Parsing through Minsky and Turing’s work, a fundamental theory of how brain might work has started to reveal itself. To, illustrate those concepts I shall explain the functioning in form of scattered thought experiments. Forgive me , if the ideas appear to be disconnected for the very nature of our intelligence comes from a diffused thought. Seemingly simple ideas combine to paint a beautiful image of human psyche like a mosaic.

Experiment 1: Do you remember all you learnt in the childhood (the true meaning of common sense)?

If i ask you, how the buildings are built. We would take for guaranteed that the buildings can be build by bricks. This “obviousness” of our brains, is in fact the curiousness which we have when we build a toy tower in our childhoods. However, over time these concepts get ingrained in our psyche, which becomes part of our selves.

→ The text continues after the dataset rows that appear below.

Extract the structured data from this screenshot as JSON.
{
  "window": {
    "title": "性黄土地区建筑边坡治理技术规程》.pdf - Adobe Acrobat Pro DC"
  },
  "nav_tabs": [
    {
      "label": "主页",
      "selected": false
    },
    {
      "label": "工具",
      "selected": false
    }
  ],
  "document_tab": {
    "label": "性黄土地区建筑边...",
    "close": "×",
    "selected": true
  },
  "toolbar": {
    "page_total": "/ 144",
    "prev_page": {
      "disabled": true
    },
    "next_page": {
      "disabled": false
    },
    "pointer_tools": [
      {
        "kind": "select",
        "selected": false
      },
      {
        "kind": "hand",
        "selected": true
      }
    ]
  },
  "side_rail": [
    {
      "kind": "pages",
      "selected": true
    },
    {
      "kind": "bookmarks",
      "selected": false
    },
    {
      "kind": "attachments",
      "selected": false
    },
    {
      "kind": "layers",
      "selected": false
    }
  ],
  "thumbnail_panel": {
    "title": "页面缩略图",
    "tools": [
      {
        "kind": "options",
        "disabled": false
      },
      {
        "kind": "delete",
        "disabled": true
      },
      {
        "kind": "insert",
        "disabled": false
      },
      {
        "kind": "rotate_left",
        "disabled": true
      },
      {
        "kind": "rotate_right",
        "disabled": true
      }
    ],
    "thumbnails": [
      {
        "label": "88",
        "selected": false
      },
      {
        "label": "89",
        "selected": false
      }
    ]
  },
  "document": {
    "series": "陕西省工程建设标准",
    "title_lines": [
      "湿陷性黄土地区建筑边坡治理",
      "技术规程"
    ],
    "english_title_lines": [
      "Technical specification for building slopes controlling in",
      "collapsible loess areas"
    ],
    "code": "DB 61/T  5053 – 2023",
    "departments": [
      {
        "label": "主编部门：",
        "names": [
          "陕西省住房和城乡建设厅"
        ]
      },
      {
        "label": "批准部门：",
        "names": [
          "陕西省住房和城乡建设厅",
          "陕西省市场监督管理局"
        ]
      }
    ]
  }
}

Thus learning occurs in brain in two stages. First, we learn simpler concepts which seem difficult. Finally, we learn higher level concepts on top of them & ‘forget’ that we ever learnt the simpler concepts in the first place. (obviously, while thinking about buildings, we only think bricks. We dont think how we stacked toys in childhood). Thus, the overall processing which occurs at a higher level, comes through the learning which has already occured at lower level. Since, this lower level has already been learnt the processing for higher level is almost instantenous, thus accounting for how we think blazingly fast. (Said lord krishna to arjun: O partha, the mind is as swift as horses & light, for it can reach the vast expanse of the cosmos at one moment, and your surroundings in other). However, the current CNN architectures stack lower level layers under higher order concepts. Everytime a forward pass is made, the network has to recompute the lower representations. This is exactly opposite of how human thinking works, which is what troubles me.

Experiment 2: Consider you are playing with blocks. Your arms are working, and following the goal tree i showed above. Now, you become confused about which of the two blocks to choose. At the same time you are hungry. Would you keep on figuring out how to choose blocks or would you go ahead and eat food, and later resume the thinking process?

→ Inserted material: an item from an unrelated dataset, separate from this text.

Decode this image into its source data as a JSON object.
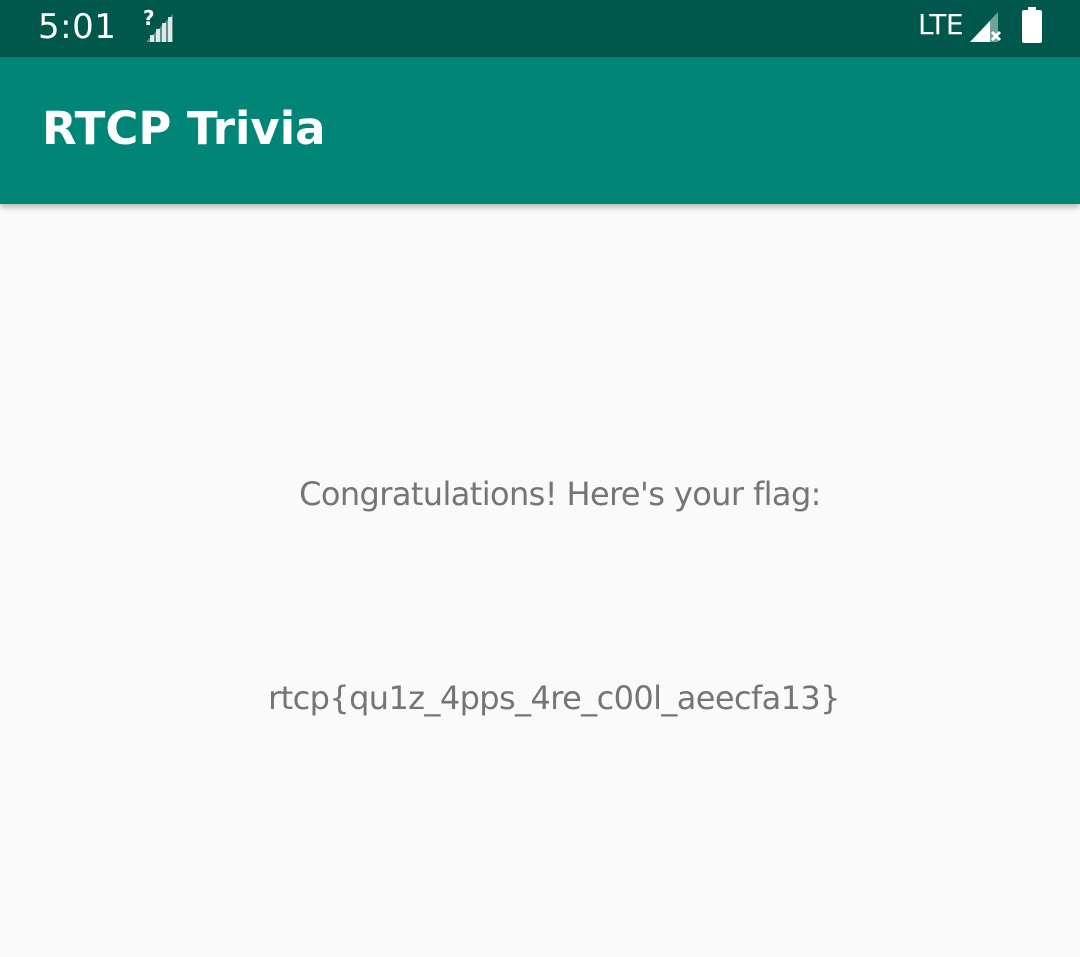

This experiment illustrates the fact that there are separate agents in the brains controlling ‘hunger’ and ‘block playing’. Something is switching between these two things. While we are playing with the blocks and encounter the conflict, we tend to focus more on whether we are hungry or not. Once our frustrations reach a certain level, we ‘interrupt’ our block playing and switch to quench our hunger.

Now, consider that these two activites i.e. block playing and hunger are governed by two separate agents. Each agent is responsible for following its goal tree. When the conflict occurs in one of the agents goal tree (i.e. the play block agent), the other agents tend to take over(the hunger agent). Hence, our brains can be thought of a society of agents, each of which are constantly preempting their functions.

Experiment 3: Do brains re-use agents

If each brain region is specialized agent, this means that there must be a limit on max no of different tasks we perform. However, this is not true. This means that an agent in fact can participate in several different goal trees. So, suppose an agent (a localized part of the brain) switches different functions. How will it remember the set of all possible goal trees it must be a part of? It appears, that then it must possess a local memory.

The next order of business, has to be to build these individual agents and devise a sort of switching mechanisms between their goal trees. Each such agent will possess a local memory which tells it which goal tree it is a part of. But, still this does not explain how the ‘ether of thought’ which arises in human brains could be modelled. We need to account for the meaning of ‘self’ and ‘consciousness’ and how it can be explained in a society of agents.

Another important question is that the ‘play blocks’ has its goal tree. At it’s level their had been another agent (hunger). But how was the first agent triggered (play block was triggered initially even if child was slightly hungry)? We might say that the baby saw a toy and his play-blocks goal tree became activated. However, thoughts can still come without stimuli (blank wall stare). So, what we are missing is a way to select among agents of same level. Will try to think on it next time.

rajat